Search: Beyond Basic Googling

According to Wikipedia, "to google" became a transitive verb that commonly refers to searching for information on the World Wide Web, regardless of which search engine is used. The American Dialect Society chose it as the "most useful word of 2002," and in 2006 it was added to the Oxford English Dictionary and to the Merriam-Webster Collegiate Dictionary.

Yet despite Google's apparent dominance, it is by no means the only game in town, nor is it the be all and end all of Internet research. In many cases, in order to obtain the most complete set of results when seeking information on a person or an issue of interest, numerous search engines and methods must be used, each for its own comparative advantage over the others.

In general, the Internet can be divided into two main (though entirely unequal) parts: "The Dark Web", and everything else (i.e. the surface and deep webs). For the average Internet user, the Surface Web and Deep Web is where they will spend the vast majority of their virtual life; this is where search engines, social media and content sharing platforms and commercial and commerce websites reign supreme, and where most of us go every day to keep up with news and developments, shop and pay bills, study and research, find entertainment and kill time, and stay in touch with colleagues, friends and family. In other words, when most of us speak of the Internet, we have these two levels in mind.

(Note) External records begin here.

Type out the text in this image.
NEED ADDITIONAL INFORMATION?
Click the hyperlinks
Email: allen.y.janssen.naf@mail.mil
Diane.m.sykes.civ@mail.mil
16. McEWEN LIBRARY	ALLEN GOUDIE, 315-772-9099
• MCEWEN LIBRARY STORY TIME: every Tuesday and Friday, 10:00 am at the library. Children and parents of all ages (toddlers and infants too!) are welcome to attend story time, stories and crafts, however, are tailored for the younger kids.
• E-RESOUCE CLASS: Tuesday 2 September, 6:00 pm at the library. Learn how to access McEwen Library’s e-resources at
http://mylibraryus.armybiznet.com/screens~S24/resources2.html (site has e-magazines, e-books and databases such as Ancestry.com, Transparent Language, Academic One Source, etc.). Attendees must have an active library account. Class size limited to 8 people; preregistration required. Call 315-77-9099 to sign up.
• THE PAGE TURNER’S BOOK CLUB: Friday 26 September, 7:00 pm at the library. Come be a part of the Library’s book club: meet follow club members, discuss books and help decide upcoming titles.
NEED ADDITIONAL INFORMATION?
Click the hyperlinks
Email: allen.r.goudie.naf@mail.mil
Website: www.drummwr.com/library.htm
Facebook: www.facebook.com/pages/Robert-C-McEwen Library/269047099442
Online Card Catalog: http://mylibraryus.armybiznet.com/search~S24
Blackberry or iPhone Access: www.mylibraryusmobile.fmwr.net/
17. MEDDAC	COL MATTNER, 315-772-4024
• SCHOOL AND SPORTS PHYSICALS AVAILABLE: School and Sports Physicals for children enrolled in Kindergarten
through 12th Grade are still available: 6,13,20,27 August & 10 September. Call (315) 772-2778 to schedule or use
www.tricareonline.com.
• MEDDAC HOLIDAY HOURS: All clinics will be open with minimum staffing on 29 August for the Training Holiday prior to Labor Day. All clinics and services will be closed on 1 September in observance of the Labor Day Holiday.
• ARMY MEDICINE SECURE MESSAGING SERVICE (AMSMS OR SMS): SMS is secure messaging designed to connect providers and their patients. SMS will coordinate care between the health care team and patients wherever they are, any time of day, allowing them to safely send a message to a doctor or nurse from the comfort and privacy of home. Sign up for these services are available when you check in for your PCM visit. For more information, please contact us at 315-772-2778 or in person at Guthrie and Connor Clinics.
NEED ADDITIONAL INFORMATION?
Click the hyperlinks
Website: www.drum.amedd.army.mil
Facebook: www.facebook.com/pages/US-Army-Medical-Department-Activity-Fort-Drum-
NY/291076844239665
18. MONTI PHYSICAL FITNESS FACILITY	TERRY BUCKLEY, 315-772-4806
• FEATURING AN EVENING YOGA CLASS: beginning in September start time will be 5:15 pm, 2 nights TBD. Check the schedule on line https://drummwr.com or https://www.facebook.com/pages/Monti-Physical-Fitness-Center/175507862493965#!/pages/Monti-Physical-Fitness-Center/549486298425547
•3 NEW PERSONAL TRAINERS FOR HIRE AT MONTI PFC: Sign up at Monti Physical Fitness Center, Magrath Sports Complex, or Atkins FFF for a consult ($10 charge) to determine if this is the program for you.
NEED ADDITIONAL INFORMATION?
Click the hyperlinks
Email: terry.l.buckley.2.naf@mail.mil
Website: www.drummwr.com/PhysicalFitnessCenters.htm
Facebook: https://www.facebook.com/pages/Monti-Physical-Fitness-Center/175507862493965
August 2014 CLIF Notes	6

The Dark Web, on the other hand, is for most a mysterious and foreboding place, rife with illicit and illegal activity and content, accessible only with cryptic strings of numbers and dots instead of the much more user friendly domain names of the surface web. Yet here too there are search engines that can help users find what they seek, albeit with a little more effort and a taste for adventure.

The first and arguably the most important thing to understand about searching the internet, is that no single search engine or tool can cover all layers of the internet, and that the common search engines such as Google, Bing, Yahoo, Yandex, Baidu, etc. all exist and operate on the surface layer, with limited access to the Deep Web, which often requires user interactions (scrolling down pages to load results, clicking on buttons, filling forms and providing user credentials, and accessing closed directories and files) that traditional search engines do not perform. So in that sense, the Deep Web is simply an extension of the Surface Web, and it is probably easiest to think of it simply as the online content that has not been indexed by Google and others.

Second, in terms of size, the surface web constitutes only about 5% of the web (roughly equivalent to 6 billion websites), whereas the deep web is, according to most estimates, over 600 times larger. This means that for all their power, search engines, quite literally, merely scrape the surface the of the web and therefore the view they can offer is limited. This, coupled with the fact that many website impose severe restrictions on the robots (also known as crawlers) used by search engines to read and retrieve online content, means that in truth search engines are only seeing a fraction of the surface web.

Third, each search engine is built by a different team of people using a different approach and unique algorithms. This means that the way results are found, ranked, and presented to the user can differ significantly from one engine to the next. It is therefore entirely possible, and even quite common, to see entirely different results presented by two engines running identical search queries.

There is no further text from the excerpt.